Il y a un moyen radical de s’affranchir de ces dépendances aux OGM, aux pesticides, aux nitrates : réorienter profondément la politique agricole commune, qui bénéficie aujourd’hui encore très largement à des systèmes d’exploitation qui portent préjudice à l’environnement, à la santé publique…. et à l’économie agricole !
La bonne nouvelle ? La PAC est en cours de renégociation, et la position de la France sera cruciale dans les discussions. Notre pays, bénéficiaire historique de cinquante années de politique agricole commune, doit enfin revoir ses positions et devenir une locomotive des politiques d’encouragement à la transition écologique. Nous ne pouvons plus raisonnablement poursuivre un modèle agricole basé sur l’utilisation massive de substances agressives, les scientifiques à l’affirmer sont de plus en plus nombreux.

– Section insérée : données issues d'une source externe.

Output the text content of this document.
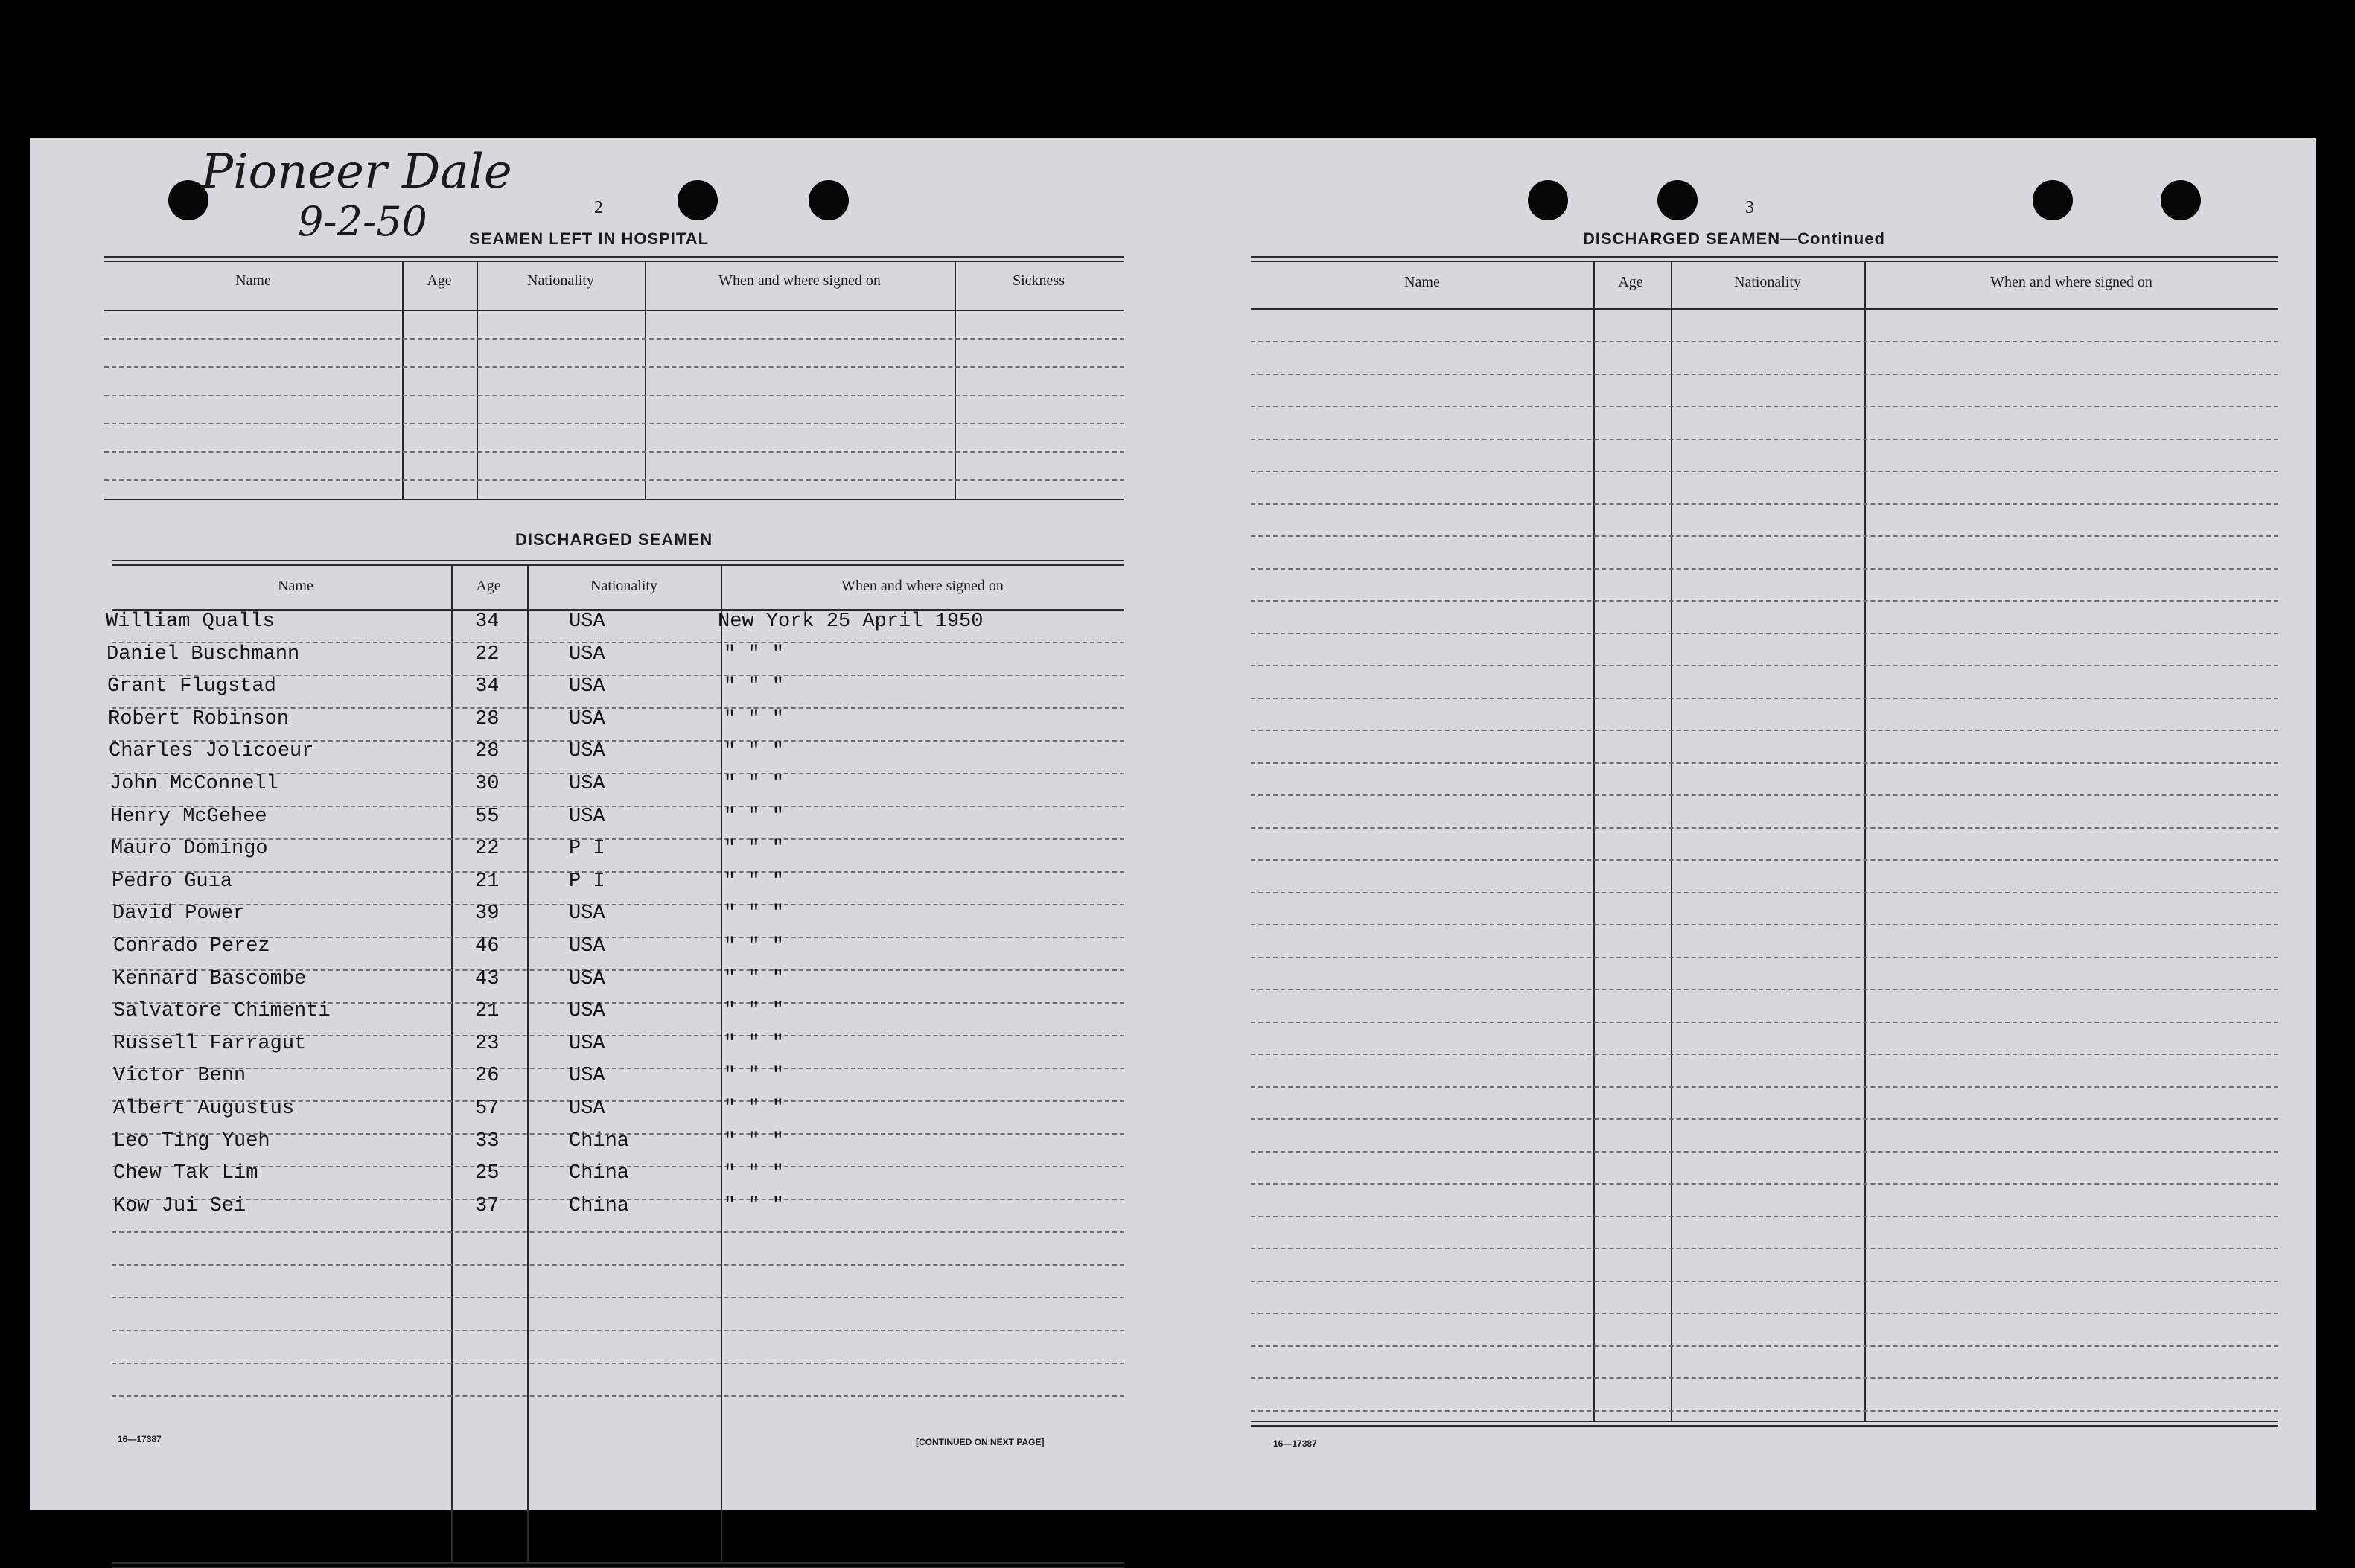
Pioneer Dale
9-2-50	2
SEAMEN LEFT IN HOSPITAL
Name	Age	Nationality	When and where signed on	Sickness
DISCHARGED SEAMEN
Name	Age	Nationality	When and where signed on
William Qualls	34	USA	New York 25 April 1950
Daniel Buschmann	22	USA	" " "
Grant Flugstad	34	USA	" " "
Robert Robinson	28	USA	" " "
Charles Jolicoeur	28	USA	" " "
John McConnell	30	USA	" " "
Henry McGehee	55	USA	" " "
Mauro Domingo	22	P I	" " "
Pedro Guia	21	P I	" " "
David Power	39	USA	" " "
Conrado Perez	46	USA	" " "
Kennard Bascombe	43	USA	" " "
Salvatore Chimenti	21	USA	" " "
Russell Farragut	23	USA	" " "
Victor Benn	26	USA	" " "
Albert Augustus	57	USA	" " "
Leo Ting Yueh	33	China	" " "
Chew Tak Lim	25	China	" " "
Kow Jui Sei	37	China	" " "
16—17387	[CONTINUED ON NEXT PAGE]
3
DISCHARGED SEAMEN—Continued
Name	Age	Nationality	When and where signed on
16—17387
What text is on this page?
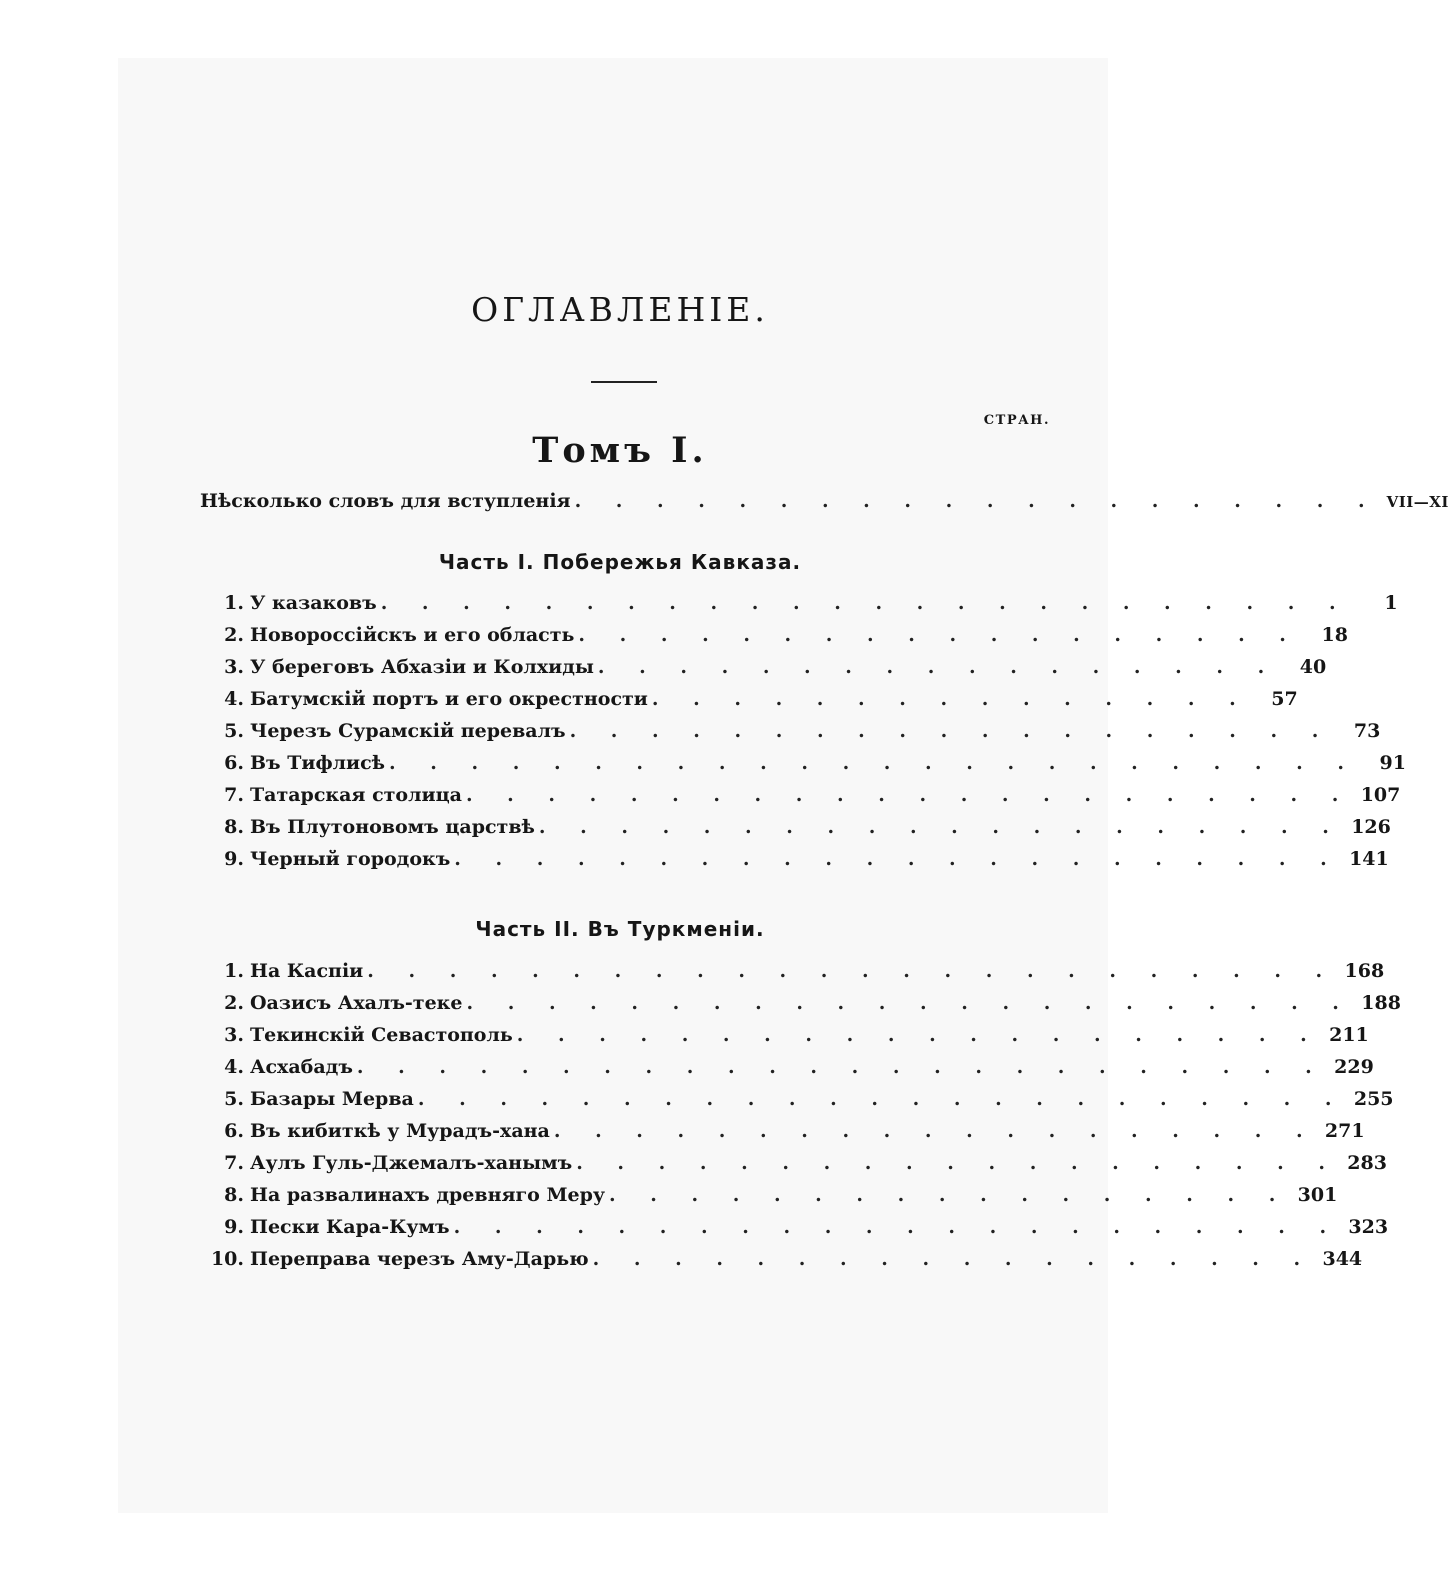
ОГЛАВЛЕНІЕ.
СТРАН.
Томъ I.
Нѣсколько словъ для вступленія . . . . . . . . . . . . . . . . . . . . VII—XI
Часть I. Побережья Кавказа.
1. У казаковъ . . . . . . . . . . . . . . . . . . . . . . . .	1
2. Новороссійскъ и его область . . . . . . . . . . . . . . . . . .	18
3. У береговъ Абхазіи и Колхиды . . . . . . . . . . . . . . . . .	40
4. Батумскій портъ и его окрестности . . . . . . . . . . . . . . .	57
5. Черезъ Сурамскій перевалъ . . . . . . . . . . . . . . . . . . .	73
6. Въ Тифлисѣ . . . . . . . . . . . . . . . . . . . . . . . .	91
7. Татарская столица . . . . . . . . . . . . . . . . . . . . . . 107
8. Въ Плутоновомъ царствѣ . . . . . . . . . . . . . . . . . . . . 126
9. Черный городокъ . . . . . . . . . . . . . . . . . . . . . . 141
Часть II. Въ Туркменіи.
1. На Каспіи . . . . . . . . . . . . . . . . . . . . . . . . 168
2. Оазисъ Ахалъ-теке . . . . . . . . . . . . . . . . . . . . . . 188
3. Текинскій Севастополь . . . . . . . . . . . . . . . . . . . . 211
4. Асхабадъ . . . . . . . . . . . . . . . . . . . . . . . . 229
5. Базары Мерва . . . . . . . . . . . . . . . . . . . . . . . 255
6. Въ кибиткѣ у Мурадъ-хана . . . . . . . . . . . . . . . . . . . 271
7. Аулъ Гуль-Джемалъ-ханымъ . . . . . . . . . . . . . . . . . . . 283
8. На развалинахъ древняго Меру . . . . . . . . . . . . . . . . . 301
9. Пески Кара-Кумъ . . . . . . . . . . . . . . . . . . . . . . 323
10. Переправа черезъ Аму-Дарью . . . . . . . . . . . . . . . . . . 344
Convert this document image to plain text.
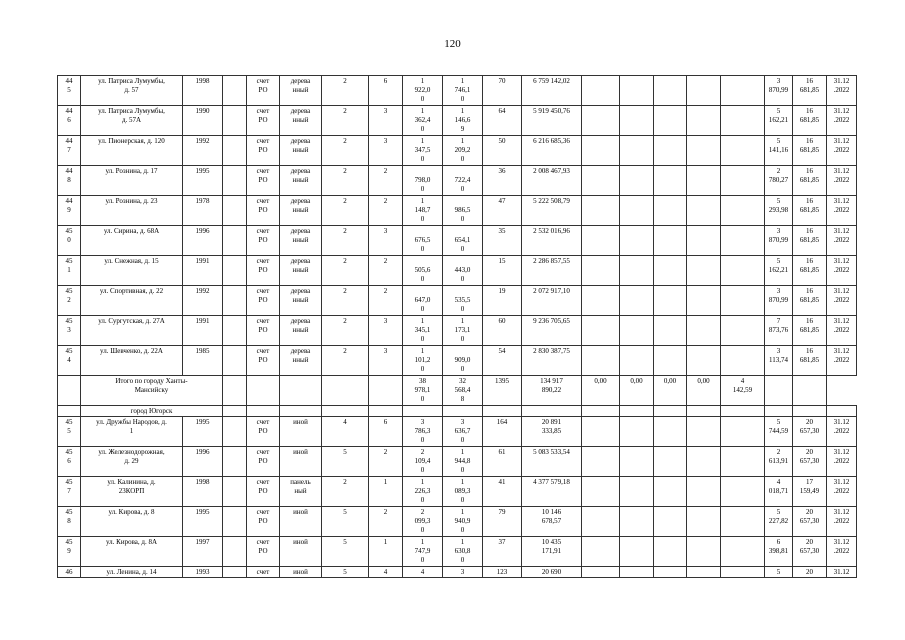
120
44
5	ул. Патриса Лумумбы,
д. 57	1998		счет
РО	дерева
нный	2	6	1
922,0
0	1
746,1
0	70	6 759 142,02						3
870,99	16
681,85	31.12
.2022
44
6	ул. Патриса Лумумбы,
д. 57А	1990		счет
РО	дерева
нный	2	3	1
362,4
0	1
146,6
9	64	5 919 450,76						5
162,21	16
681,85	31.12
.2022
44
7	ул. Пионерская, д. 120	1992		счет
РО	дерева
нный	2	3	1
347,5
0	1
209,2
0	50	6 216 685,36						5
141,16	16
681,85	31.12
.2022
44
8	ул. Рознина, д. 17	1995		счет
РО	дерева
нный	2	2	798,0
0	722,4
0	36	2 008 467,93						2
780,27	16
681,85	31.12
.2022
44
9	ул. Рознина, д. 23	1978		счет
РО	дерева
нный	2	2	1
148,7
0	986,5
0	47	5 222 508,79						5
293,98	16
681,85	31.12
.2022
45
0	ул. Сирина, д. 68А	1996		счет
РО	дерева
нный	2	3	676,5
0	654,1
0	35	2 532 016,96						3
870,99	16
681,85	31.12
.2022
45
1	ул. Снежная, д. 15	1991		счет
РО	дерева
нный	2	2	505,6
0	443,0
0	15	2 286 857,55						5
162,21	16
681,85	31.12
.2022
45
2	ул. Спортивная, д. 22	1992		счет
РО	дерева
нный	2	2	647,0
0	535,5
0	19	2 072 917,10						3
870,99	16
681,85	31.12
.2022
45
3	ул. Сургутская, д. 27А	1991		счет
РО	дерева
нный	2	3	1
345,1
0	1
173,1
0	60	9 236 705,65						7
873,76	16
681,85	31.12
.2022
45
4	ул. Шевченко, д. 22А	1985		счет
РО	дерева
нный	2	3	1
101,2
0	909,0
0	54	2 830 387,75						3
113,74	16
681,85	31.12
.2022
	Итого по городу Ханты-
Мансийску							38
978,1
0	32
568,4
8	1395	134 917
890,22	0,00	0,00	0,00	0,00	4
142,59			
	город Югорск																		
45
5	ул. Дружбы Народов, д.
1	1995		счет
РО	иной	4	6	3
786,3
0	3
636,7
0	164	20 891
333,85						5
744,59	20
657,30	31.12
.2022
45
6	ул. Железнодорожная,
д. 29	1996		счет
РО	иной	5	2	2
109,4
0	1
944,8
0	61	5 083 533,54						2
613,91	20
657,30	31.12
.2022
45
7	ул. Калинина, д.
23КОРП	1998		счет
РО	панель
ный	2	1	1
226,3
0	1
089,3
0	41	4 377 579,18						4
018,71	17
159,49	31.12
.2022
45
8	ул. Кирова, д. 8	1995		счет
РО	иной	5	2	2
099,3
0	1
940,9
0	79	10 146
678,57						5
227,82	20
657,30	31.12
.2022
45
9	ул. Кирова, д. 8А	1997		счет
РО	иной	5	1	1
747,9
0	1
630,8
0	37	10 435
171,91						6
398,81	20
657,30	31.12
.2022
46	ул. Ленина, д. 14	1993		счет	иной	5	4	4	3	123	20 690						5	20	31.12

Le défi agricole devant nous est considérable, comparable dans son ampleur à la « révolution silencieuse » des années 1960. Bizarrement, ni les arguments « environnementaux » ni les alertes sur le désastre économique, social et symbolique que constitue la disparition programmée des paysans n’ont jusqu’ici convaincu les dirigeants européens de changer. Les menaces qui pèsent sur la santé publique ne peuvent pas être plus longtemps ignorées. L’immobilisme, en la matière, est et sera inexcusable.
Tribune co-signée par les élu-es écologistes
Danielle Auroi, Présidente de la Commission des Affaires européennes de l’Assemblée nationale, députée, rapporteure auprès de l’Assemblée nationale sur la PAC ; Brigitte Allain, députée ; Joël Labbé, sénateur ; René Louail, conseiller régional de Bretagne ; François Calvet, conseiller régional en Midi-Pyrénées.